Bellini GPT 754-A -2004

Der Versuchsmotor GPT 754 A von 2004 war quasi der Vorläufer des jetzt auf den Markt gekommenen Typ 754-C. Auf dem Bild links hat Bellini die rechte Motorgehäusehälfte mit einem Plexiglasdeckel versehen um die Funktion der einzelnen Zahnräder zu zeigen.Der Deckel wurde hier mit einem roten Gehäusedichtungsmittel abgedichtet.Auf dem linken Bild ist unterhalb der Kurbelwelle einer der beiden Ölfilter zu sehen während auf dem oberen Bild unterhalb des Zylinders die außenliegende Filterpatrone zu erkennen ist.

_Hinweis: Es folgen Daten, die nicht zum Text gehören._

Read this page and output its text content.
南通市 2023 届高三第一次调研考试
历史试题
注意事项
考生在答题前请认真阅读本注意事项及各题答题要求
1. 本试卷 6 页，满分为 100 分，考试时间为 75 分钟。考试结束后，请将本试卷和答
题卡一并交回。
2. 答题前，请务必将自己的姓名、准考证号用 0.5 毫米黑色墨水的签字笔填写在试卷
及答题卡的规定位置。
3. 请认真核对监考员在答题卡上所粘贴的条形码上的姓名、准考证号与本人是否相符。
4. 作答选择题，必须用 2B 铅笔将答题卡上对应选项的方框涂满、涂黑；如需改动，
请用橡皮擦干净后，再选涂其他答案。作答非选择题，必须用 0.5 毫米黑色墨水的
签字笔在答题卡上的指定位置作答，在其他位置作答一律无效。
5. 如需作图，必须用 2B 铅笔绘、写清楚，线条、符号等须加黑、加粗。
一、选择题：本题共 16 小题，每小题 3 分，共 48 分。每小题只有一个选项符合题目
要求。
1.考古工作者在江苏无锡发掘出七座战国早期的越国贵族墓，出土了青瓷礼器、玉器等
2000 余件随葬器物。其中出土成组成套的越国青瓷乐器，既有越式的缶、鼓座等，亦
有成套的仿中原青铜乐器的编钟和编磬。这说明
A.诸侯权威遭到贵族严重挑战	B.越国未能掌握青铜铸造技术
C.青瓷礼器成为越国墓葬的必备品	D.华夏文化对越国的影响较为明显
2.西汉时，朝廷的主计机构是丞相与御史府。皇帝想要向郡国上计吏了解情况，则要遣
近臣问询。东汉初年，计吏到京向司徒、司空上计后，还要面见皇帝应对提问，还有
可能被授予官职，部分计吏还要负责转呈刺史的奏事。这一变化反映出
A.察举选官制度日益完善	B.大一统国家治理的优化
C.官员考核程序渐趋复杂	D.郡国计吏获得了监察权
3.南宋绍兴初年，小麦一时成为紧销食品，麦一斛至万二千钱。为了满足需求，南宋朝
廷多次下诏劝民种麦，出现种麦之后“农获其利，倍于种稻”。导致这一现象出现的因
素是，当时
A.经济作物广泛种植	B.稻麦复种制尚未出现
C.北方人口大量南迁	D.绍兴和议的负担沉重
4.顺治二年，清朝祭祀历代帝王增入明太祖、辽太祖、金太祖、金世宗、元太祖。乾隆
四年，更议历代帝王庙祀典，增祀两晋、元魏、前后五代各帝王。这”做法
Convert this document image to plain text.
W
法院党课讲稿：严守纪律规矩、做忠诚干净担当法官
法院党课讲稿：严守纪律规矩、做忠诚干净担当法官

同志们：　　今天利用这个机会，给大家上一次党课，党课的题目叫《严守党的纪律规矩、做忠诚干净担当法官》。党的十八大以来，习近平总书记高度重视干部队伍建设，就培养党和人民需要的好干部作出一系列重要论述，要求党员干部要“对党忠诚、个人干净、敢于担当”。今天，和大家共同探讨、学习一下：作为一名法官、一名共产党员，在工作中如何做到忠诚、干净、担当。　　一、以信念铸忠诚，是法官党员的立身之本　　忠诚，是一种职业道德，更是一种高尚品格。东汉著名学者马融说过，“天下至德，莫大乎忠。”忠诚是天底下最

Bellini GPT 754 B von 2006

Hier nun die vorletzte Entwicklungsstufe des neuen Bellini-Motors, der GPT 754 B von 2006. Auf den Bild links ist noch der außen liegende Ölfilter und die vorgebaute Ölwanne zu erkennen, die beim GPT 754 C  nicht mehr vorhanden sind.


Im Febrauar 2007 brachte Paolo Bellini dann den GPT 754 C herraus, der im ersten Teil der Bellini Story bereits ausführlich vorgestellt wurde.Hier hat Bellini seine ganzen Erfahrungen, die er mit den hier vorgestellten Prototypen gewonnen hat, umgesetzt.